The FBI executed a search warrant last month at Yahoo Inc. for information related to two e-mail addresses linked to the Craigslist postings, according to documents filed in U.S. District Court in Portland.

It is illegal to traffic in Native American remains. Kirk Francis, chief of the Penobscot Indian Nation, had reported the ads to state and federal officials and said he has reason to believe they were real.

The seller offered six scalps and related artifacts from a private family collection said to have been obtained by bounty hunters in the 1700s. Back then, bounties were offered for Penobscot Indians or for their scalps, Francis said. One proclamation, dated 1755, offered 50 pounds in British currency for every male Penobscot above the age of 12 and 40 pounds for their scalps.

If the scalps exist, Francis said they should be returned to the Penobscot reservation in Maine and given a proper burial.

"These are human beings that were murdered under genocidal policies, so we're concerned that in 2009 the effects of that policy are still here and there are still people who look at these pieces as nothing more than some kind of conquering piece of art," he said.

An FBI spokeswoman declined to comment, citing the agency's policy of not commenting on or confirming ongoing cases.

The ads, which are no longer accessible, ran twice in June, according to the FBI affidavit.
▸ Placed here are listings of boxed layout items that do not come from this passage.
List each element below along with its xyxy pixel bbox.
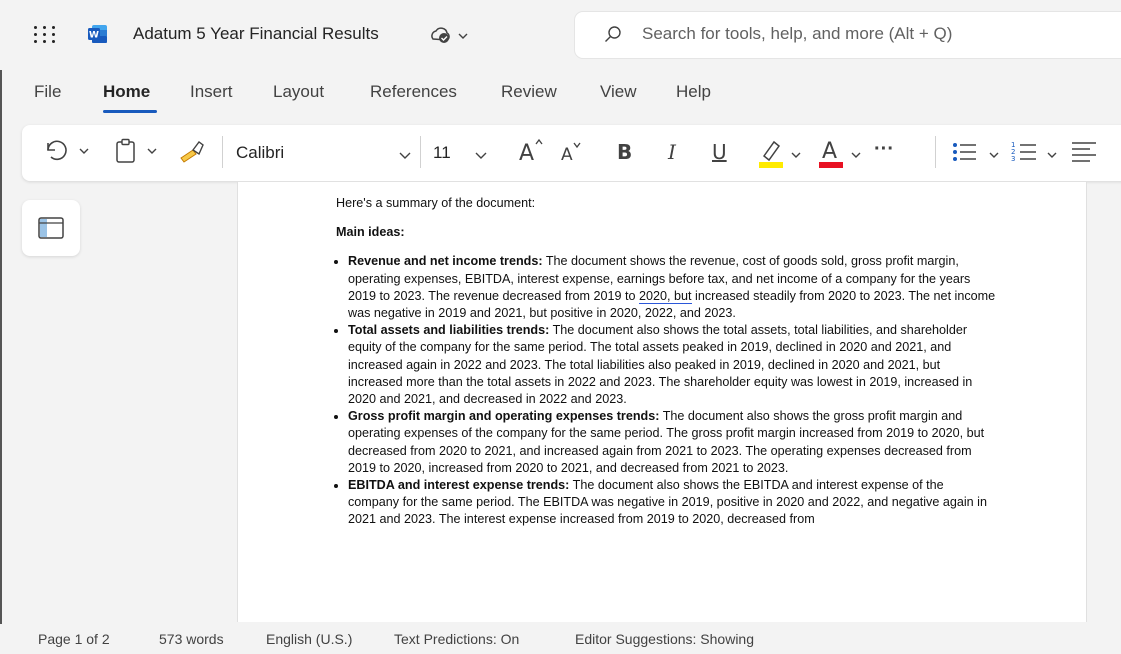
app-launcher-icon[interactable] — [34, 26, 56, 44]
tab-help[interactable]: Help — [676, 82, 711, 102]
svg-text:W: W — [89, 31, 99, 41]
tab-view[interactable]: View — [600, 82, 637, 102]
font-size-value[interactable]: 11 — [433, 143, 451, 163]
svg-text:A: A — [822, 139, 837, 164]
tab-review[interactable]: Review — [501, 82, 557, 102]
tab-home[interactable]: Home — [103, 82, 150, 102]
numbering-dropdown-chevron-icon[interactable] — [1046, 146, 1058, 165]
active-tab-indicator — [103, 110, 157, 113]
grammar-flag[interactable]: 2020, but — [639, 288, 692, 304]
summary-list: Revenue and net income trends: The docum… — [336, 253, 996, 528]
page-count[interactable]: Page 1 of 2 — [38, 631, 110, 647]
intro-text: Here's a summary of the document: — [336, 196, 536, 210]
highlight-dropdown-chevron-icon[interactable] — [790, 146, 802, 165]
text-predictions-status[interactable]: Text Predictions: On — [394, 631, 519, 647]
window-border — [0, 0, 2, 654]
svg-text:A: A — [519, 141, 534, 166]
bullets-dropdown-chevron-icon[interactable] — [988, 146, 1000, 165]
list-item: Revenue and net income trends: The docum… — [348, 253, 996, 322]
document-page[interactable]: Here's a summary of the document: Main i… — [237, 182, 1087, 622]
font-size-chevron-icon[interactable] — [474, 146, 488, 165]
font-name-chevron-icon[interactable] — [398, 146, 412, 165]
paste-dropdown-chevron-icon[interactable] — [146, 142, 158, 161]
tab-layout[interactable]: Layout — [273, 82, 324, 102]
grow-font-icon[interactable]: A — [518, 136, 548, 170]
underline-button[interactable]: U — [712, 140, 727, 164]
bold-button[interactable]: B — [617, 140, 632, 164]
word-logo-icon: W — [88, 24, 108, 44]
toolbar-separator — [222, 136, 223, 168]
editor-suggestions-status[interactable]: Editor Suggestions: Showing — [575, 631, 754, 647]
font-color-icon[interactable]: A — [818, 136, 846, 174]
shrink-font-icon[interactable]: A — [560, 140, 586, 170]
tab-insert[interactable]: Insert — [190, 82, 233, 102]
document-title[interactable]: Adatum 5 Year Financial Results — [133, 24, 379, 44]
list-item: EBITDA and interest expense trends: The … — [348, 477, 996, 529]
undo-dropdown-chevron-icon[interactable] — [78, 142, 90, 161]
svg-text:A: A — [561, 145, 573, 165]
toolbar-separator — [935, 136, 936, 168]
font-color-dropdown-chevron-icon[interactable] — [850, 146, 862, 165]
undo-icon[interactable] — [44, 139, 70, 167]
tab-references[interactable]: References — [370, 82, 457, 102]
format-painter-icon[interactable] — [178, 138, 206, 168]
language-status[interactable]: English (U.S.) — [266, 631, 352, 647]
italic-button[interactable]: I — [668, 140, 676, 164]
highlight-icon[interactable] — [758, 136, 786, 174]
bullets-icon[interactable] — [950, 138, 978, 170]
section-heading: Main ideas: — [336, 225, 405, 240]
paste-icon[interactable] — [114, 138, 138, 168]
align-left-icon[interactable] — [1070, 138, 1098, 170]
search-icon — [604, 25, 622, 47]
numbering-icon[interactable]: 1 2 3 — [1010, 138, 1038, 170]
document-body[interactable]: Here's a summary of the document: Main i… — [336, 195, 996, 529]
more-options-button[interactable]: ··· — [874, 138, 894, 161]
word-count[interactable]: 573 words — [159, 631, 224, 647]
navigation-pane-icon — [38, 217, 64, 243]
search-placeholder[interactable]: Search for tools, help, and more (Alt + … — [642, 24, 952, 44]
toolbar-separator — [420, 136, 421, 168]
list-item: Gross profit margin and operating expens… — [348, 408, 996, 477]
svg-text:3: 3 — [1011, 155, 1015, 163]
font-name-value[interactable]: Calibri — [236, 143, 284, 163]
tab-file[interactable]: File — [34, 82, 61, 102]
list-item: Total assets and liabilities trends: The… — [348, 322, 996, 408]
saved-status-icon[interactable] — [429, 26, 471, 50]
The ads, which included a Maine cell phone number, said the scalps and other artifacts were part of a privately owned museum and were being sold because of a recent death among the owners.

A 1990 federal law makes it illegal for museums to have Native American remains and requires institutions to return remains to their rightful tribes, said Jason Brown, spokesman at Bar Harbor's Abbe Museum, which is devoted to Maine's Native American heritage.

Brown said he has never heard of people keeping scalps in private collections, but said it is hard to know exactly what is out there.

"Once they go into a private collection, it's hard to know unless they rear their head," he said.